Won’t fasting put me into starvation mode?
No. This is probably the most common myth about fasting. Believe it or not, the opposite is true. Rather than putting you into starvation mode, studies show that fasting actually speeds up your metabolism.
Can I exercise during fasting?
Yes. You should continue all of your regular routines while fasting, including exercise. In fact, if you are doing an intermittent fast, such as 16:8, you may find that you have higher energy levels than usual in the morning. If you are on a more restrictive fast, you may feel more sluggish.
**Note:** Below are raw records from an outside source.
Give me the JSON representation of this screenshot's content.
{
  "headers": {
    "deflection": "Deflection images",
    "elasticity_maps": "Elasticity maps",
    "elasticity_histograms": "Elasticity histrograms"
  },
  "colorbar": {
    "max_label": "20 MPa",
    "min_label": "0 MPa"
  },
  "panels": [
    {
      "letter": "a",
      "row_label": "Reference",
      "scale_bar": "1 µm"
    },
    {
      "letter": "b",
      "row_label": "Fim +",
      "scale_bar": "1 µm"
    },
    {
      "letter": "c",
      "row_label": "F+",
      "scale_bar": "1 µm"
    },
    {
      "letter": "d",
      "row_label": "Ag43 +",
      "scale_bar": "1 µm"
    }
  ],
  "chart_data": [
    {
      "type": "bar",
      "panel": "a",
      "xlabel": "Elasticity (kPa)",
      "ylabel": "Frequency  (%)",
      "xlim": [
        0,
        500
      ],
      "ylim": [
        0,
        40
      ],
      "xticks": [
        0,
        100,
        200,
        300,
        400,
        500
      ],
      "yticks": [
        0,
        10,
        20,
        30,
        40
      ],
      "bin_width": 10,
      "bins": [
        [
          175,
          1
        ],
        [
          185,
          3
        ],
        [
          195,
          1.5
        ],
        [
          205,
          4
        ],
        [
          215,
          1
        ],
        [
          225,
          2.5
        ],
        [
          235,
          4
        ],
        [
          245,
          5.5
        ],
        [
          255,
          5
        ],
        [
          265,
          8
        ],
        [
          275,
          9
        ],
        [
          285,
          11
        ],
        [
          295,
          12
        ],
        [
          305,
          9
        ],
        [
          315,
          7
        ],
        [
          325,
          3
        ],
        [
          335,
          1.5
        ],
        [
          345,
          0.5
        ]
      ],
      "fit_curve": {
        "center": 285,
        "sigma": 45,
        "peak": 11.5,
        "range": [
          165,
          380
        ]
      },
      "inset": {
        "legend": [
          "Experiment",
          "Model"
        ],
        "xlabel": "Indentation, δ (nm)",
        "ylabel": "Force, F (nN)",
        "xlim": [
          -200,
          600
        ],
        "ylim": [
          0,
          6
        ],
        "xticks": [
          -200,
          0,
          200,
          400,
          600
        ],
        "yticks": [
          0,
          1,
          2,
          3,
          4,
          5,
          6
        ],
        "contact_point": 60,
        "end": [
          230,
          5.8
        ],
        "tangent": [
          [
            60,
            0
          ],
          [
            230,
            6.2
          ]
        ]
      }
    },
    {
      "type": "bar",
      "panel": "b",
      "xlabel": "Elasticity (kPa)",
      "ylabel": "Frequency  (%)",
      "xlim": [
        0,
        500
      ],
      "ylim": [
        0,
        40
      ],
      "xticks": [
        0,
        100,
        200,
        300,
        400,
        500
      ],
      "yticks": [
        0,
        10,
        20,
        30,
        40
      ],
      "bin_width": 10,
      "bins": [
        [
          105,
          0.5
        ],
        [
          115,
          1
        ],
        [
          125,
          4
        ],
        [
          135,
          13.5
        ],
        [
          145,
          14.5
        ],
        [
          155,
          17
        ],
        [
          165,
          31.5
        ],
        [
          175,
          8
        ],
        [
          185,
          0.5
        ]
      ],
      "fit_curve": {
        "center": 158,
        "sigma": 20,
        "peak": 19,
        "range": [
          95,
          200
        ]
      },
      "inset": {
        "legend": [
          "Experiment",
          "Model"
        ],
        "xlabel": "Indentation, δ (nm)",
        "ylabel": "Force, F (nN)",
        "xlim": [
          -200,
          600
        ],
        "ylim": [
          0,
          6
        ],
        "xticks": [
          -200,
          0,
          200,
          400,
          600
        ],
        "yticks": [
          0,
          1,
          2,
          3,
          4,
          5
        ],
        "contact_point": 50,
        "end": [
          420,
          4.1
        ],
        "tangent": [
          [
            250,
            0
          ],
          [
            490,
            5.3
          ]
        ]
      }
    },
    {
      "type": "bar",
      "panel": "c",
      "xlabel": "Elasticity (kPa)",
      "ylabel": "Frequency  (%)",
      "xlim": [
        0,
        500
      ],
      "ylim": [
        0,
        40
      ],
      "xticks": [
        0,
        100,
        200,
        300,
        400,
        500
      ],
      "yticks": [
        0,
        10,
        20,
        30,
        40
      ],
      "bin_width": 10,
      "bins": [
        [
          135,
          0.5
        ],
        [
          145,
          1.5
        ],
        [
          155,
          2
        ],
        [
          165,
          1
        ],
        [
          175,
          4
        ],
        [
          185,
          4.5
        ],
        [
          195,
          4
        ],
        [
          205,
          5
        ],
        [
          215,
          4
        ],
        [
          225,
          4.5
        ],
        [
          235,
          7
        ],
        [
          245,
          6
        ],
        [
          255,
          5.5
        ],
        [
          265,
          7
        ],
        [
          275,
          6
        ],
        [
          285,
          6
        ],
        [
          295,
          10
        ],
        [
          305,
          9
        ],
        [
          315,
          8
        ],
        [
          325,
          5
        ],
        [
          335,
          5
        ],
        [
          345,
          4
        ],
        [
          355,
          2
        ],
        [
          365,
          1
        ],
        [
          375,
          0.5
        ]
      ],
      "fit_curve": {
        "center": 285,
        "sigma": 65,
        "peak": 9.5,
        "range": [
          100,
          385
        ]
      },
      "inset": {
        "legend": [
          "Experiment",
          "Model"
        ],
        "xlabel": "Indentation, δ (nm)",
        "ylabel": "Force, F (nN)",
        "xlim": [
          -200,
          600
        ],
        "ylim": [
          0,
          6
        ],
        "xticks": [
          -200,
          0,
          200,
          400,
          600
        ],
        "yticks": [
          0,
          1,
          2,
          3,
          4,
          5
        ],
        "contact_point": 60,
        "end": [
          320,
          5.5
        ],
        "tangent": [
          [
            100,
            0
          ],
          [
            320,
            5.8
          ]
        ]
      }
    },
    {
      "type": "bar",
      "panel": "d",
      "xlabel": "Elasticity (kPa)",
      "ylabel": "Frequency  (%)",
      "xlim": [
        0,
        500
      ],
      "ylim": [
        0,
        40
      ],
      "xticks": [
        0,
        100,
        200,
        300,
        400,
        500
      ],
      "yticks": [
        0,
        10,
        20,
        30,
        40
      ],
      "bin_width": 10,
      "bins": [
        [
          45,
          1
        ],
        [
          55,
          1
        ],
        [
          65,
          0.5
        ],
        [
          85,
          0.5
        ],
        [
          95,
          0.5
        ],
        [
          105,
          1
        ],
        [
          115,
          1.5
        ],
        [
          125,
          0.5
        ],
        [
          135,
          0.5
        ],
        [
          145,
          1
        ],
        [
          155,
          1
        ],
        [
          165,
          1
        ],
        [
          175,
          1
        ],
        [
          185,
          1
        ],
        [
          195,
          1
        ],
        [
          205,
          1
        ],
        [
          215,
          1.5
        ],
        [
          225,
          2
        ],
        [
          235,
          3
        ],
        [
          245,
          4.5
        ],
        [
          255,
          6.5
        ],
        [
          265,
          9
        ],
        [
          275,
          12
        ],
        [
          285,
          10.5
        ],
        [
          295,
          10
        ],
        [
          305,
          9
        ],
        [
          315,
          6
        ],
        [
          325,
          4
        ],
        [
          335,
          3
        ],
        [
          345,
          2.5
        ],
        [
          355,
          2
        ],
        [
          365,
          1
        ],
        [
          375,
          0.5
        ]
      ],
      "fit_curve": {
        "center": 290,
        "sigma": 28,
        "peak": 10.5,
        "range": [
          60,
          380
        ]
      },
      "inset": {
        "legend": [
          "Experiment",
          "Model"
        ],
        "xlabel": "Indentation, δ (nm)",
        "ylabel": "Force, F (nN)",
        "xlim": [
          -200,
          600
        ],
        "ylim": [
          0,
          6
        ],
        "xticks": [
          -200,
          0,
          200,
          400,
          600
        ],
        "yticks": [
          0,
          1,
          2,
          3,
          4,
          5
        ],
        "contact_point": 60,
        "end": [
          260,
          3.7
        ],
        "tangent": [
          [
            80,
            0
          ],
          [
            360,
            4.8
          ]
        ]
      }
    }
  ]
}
In that case, you may want to try out a Tai Chi class or go for a walk instead. Just listen to your body.
What are your top tips for fasting?
These are Dr. Jason Fung’s top tips, but I happen to agree with him 100 percent.
- Drink lots of water.
- Stay busy.
- Drink coffee or tea.
- Ride out the hunger waves.
- Don’t tell anybody who is not supportive that you are fasting.
- Give yourself one month.
- Follow a low-carb diet between fasting periods. This reduces hunger and makes fasting much more manageable. It may also increase the effect on weight loss and type 2 diabetes reversal, etc.
- Don’t binge after fasting.
Bottom line: remember it’s your body and your health. Make it your fast.